Datum
20.11.2015
Antragsnummer
1007/2015

"Intelligente Grundsteuer" - ein transparenter und dauerhafter Anreiz

Die CDU-Fraktion hat zu den Haushaltsberatungen 2016/2017 ein neues Modell einer am finanziellen Ergebnis des städtischen Haushalts eines Jahres ausgerichteten Grundsteuer präsentiert. („Senkung der Grundsteuer – aber nicht durch neue Schulden!“, Nr. 358/2015).

Der grundlegende Unterschied zur bisherigen Regelung ist, dass bei der Festsetzung der Höhe des Hebesatzes für die Grundsteuer eines Jahres nicht nur wie bisher der prognostizierte Haushalt eines Jahres als Grundlage gilt, sondern dass nach Abschluss eines Haushaltsjahres die realen Zahlen entscheiden, ob der finanzielle Rahmen für eine einmalige Grundsteuersenkung im übernächsten Jahr (ohne Nachwirkung) gegeben ist oder nicht. Damit wird ein großer Schritt zu mehr Steuertransparenz und Steuerehrlichkeit gegenüber all denjenigen gemacht, welche das Grundsteueraufkommen in unserer Stadt leisten. Neben allen Mietern und Vermietern (knapp 50% der Grundsteuer wird auf Wohnraum erhoben), sind dies Unternehmen, Vereine, Verbände, Kitas, Schulen und viele mehr.
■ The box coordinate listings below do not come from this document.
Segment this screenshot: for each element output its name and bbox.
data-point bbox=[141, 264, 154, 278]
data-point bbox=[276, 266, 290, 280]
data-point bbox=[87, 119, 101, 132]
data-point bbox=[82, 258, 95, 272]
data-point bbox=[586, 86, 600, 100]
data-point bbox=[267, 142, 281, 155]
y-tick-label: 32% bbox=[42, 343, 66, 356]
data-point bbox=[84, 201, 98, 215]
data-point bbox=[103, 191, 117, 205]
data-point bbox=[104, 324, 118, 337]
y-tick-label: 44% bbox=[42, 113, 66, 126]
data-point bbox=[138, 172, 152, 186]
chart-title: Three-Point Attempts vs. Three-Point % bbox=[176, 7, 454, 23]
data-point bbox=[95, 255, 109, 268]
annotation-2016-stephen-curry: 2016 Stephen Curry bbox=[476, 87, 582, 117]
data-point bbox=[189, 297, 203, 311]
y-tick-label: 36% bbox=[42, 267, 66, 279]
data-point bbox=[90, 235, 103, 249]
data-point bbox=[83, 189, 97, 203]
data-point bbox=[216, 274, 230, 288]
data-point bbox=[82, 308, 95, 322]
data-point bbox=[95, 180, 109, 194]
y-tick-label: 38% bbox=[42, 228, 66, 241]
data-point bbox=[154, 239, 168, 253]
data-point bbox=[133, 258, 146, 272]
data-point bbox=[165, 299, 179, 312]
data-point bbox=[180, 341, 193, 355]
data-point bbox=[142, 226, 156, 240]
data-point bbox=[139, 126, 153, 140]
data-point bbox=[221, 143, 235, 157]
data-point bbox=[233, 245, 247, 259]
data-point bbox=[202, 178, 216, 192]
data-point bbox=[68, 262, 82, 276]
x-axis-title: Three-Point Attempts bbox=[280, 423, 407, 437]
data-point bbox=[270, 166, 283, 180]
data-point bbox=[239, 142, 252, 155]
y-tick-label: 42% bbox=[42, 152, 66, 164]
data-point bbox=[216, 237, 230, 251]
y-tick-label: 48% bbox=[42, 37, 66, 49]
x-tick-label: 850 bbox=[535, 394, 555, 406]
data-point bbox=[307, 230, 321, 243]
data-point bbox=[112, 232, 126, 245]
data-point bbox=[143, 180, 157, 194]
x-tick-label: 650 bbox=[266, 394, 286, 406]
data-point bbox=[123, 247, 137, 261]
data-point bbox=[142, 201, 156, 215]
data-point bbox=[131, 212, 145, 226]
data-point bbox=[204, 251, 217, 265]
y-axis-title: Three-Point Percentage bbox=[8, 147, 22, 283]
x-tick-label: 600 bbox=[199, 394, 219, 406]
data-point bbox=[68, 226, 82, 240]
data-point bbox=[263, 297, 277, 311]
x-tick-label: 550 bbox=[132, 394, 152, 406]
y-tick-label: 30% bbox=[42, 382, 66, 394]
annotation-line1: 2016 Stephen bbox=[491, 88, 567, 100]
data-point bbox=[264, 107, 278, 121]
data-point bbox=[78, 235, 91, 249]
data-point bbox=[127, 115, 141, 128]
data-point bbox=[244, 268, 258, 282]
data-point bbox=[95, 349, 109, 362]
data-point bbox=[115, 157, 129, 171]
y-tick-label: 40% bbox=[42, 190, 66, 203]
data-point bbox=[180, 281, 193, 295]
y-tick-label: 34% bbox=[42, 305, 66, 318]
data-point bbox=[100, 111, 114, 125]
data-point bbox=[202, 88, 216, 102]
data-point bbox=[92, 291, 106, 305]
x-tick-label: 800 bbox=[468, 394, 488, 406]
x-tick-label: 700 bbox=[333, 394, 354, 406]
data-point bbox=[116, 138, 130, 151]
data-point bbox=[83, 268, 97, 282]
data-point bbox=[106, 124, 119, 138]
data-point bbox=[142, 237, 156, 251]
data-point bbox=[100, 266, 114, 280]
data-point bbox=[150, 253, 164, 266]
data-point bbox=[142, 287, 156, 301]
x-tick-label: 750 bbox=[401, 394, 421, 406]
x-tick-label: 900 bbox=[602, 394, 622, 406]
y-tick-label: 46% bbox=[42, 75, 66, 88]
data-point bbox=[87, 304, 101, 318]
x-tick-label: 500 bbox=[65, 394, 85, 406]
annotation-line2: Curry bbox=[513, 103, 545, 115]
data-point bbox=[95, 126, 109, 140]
Auch wenn die aktuellen Prognosezahlen der Verwaltung, was den Doppelhaushalt 2016/17 und die mittelfristige Finanzplanung angeht, nicht unbedingt Hoffnung auf eine mögliche einmalige Grundsteuersenkung nach unserem Modell machen, so sollte der Beschluss dennoch gefasst werden.

Erstens haben wir in den vergangenen Jahren immer wieder erlebt, dass der Haushaltsvollzug finanziell deutlich besser war als der Haushaltsansatz. In der Stellungnahme der Verwaltung auf unseren Antrag 358/2015 schreibt die Kämmerei, dass, wäre unser Modell bereits seit 2010 eingeführt gewesen, 112,9 Mio. Euro an Grundsteuer nicht erhoben worden bzw. bei den Steuerzahlern verblieben wären. Und in all diesen Jahren hätte man bei der jeweiligen Haushaltsaufstellung dies auch nicht für möglich gehalten. Und zweitens sehen wir den Beschluss des neuen Modells auch auf lange Sicht, zudem wünschen wir unserer Stadt natürlich auch in den kommenden Haushaltsansätzen wieder finanziell bessere Zeiten.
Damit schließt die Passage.